Le corbeau les ouvrit ; le lapin prit de la terre et la lui jeta dans les yeux, puis il sortit du trou et se sauva. Le corbeau se dit :

— Le léopard va me frapper ; que vais-je faire ? Bien ; je m’en vais chercher des utengos (fruits qui éclatent au feu). Il apporta des utengos et les jeta dans le trou. Le léopard revint et lui demanda :

— Le lapin est-il encore dans le trou ?

— Oui.

Alors le léopard y mit le feu : un utengo éclata et le corbeau dit :

— Un œil vient d’éclater.

Un second utengo éclata de même et le corbeau continua :

— L’autre œil vient d’éclater.

Un autre utengo éclata encore.

— Le ventre vient d’éclater, dit le corbeau ; il est mort : allons-nous-en.

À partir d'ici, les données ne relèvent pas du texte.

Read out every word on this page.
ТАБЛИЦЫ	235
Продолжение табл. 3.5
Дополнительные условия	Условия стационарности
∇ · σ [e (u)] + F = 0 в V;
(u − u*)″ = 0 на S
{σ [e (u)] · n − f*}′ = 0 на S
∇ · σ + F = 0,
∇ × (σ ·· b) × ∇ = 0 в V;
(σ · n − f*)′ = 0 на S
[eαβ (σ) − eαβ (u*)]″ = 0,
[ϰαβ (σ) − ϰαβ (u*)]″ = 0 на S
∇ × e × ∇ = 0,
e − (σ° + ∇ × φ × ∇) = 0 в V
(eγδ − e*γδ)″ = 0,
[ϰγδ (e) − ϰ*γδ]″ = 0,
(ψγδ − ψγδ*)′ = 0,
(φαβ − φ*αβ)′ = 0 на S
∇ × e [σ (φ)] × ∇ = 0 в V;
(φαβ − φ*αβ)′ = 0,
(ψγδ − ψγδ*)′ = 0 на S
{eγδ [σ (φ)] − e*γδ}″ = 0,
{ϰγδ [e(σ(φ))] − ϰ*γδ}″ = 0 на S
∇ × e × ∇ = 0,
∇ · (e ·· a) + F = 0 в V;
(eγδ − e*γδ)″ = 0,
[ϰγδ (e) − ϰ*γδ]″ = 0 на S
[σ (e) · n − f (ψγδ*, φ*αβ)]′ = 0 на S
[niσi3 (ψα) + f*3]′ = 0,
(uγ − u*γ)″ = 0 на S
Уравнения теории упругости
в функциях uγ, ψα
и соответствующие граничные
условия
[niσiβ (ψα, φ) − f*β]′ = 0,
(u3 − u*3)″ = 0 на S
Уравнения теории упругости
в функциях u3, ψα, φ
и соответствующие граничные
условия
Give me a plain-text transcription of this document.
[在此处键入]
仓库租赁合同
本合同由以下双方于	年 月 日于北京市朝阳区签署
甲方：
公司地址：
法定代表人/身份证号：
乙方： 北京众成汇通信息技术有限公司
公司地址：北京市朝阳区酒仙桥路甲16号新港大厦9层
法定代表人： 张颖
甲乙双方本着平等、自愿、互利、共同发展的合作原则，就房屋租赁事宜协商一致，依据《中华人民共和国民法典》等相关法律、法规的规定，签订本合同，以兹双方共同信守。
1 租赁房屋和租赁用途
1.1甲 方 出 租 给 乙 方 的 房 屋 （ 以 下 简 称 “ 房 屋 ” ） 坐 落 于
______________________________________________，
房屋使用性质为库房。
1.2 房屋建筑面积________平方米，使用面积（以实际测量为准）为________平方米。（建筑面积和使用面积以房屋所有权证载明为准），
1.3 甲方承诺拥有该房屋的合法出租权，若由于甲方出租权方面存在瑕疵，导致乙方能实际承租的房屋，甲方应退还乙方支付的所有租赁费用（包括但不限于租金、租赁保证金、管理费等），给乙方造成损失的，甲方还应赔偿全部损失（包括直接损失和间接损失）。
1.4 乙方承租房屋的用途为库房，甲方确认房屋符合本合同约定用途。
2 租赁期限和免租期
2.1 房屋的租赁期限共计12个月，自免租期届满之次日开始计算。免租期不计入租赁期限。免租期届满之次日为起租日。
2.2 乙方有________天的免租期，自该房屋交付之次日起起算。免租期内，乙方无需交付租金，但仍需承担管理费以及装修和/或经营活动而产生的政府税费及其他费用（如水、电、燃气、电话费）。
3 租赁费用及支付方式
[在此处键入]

Ils s’en allèrent : le léopard arriva chez l’éléphant et dit :

— Je suis allé chez le lapin ; il est entré dans un trou trop petit pour que je puisse y pénétrer ; j’y ai mis le feu et je l’ai tué.

L’éléphant le félicita de l’avoir tué.

C’est ainsi que le lapin fut sauvé.



  1. Le rouganda ou Iouganda est la langue parlée dans l’Ouganda au N. et au N.-E. du grand lac Victoria Nyanza, dans l’Afrique orientale anglaise.
  2. Les PP. LL. et C. D. des Pères blancs : Manuel de langue Iuganda, 2e éd. Einsiedeln, Benzinger, 1894, in-12, p. 279-286.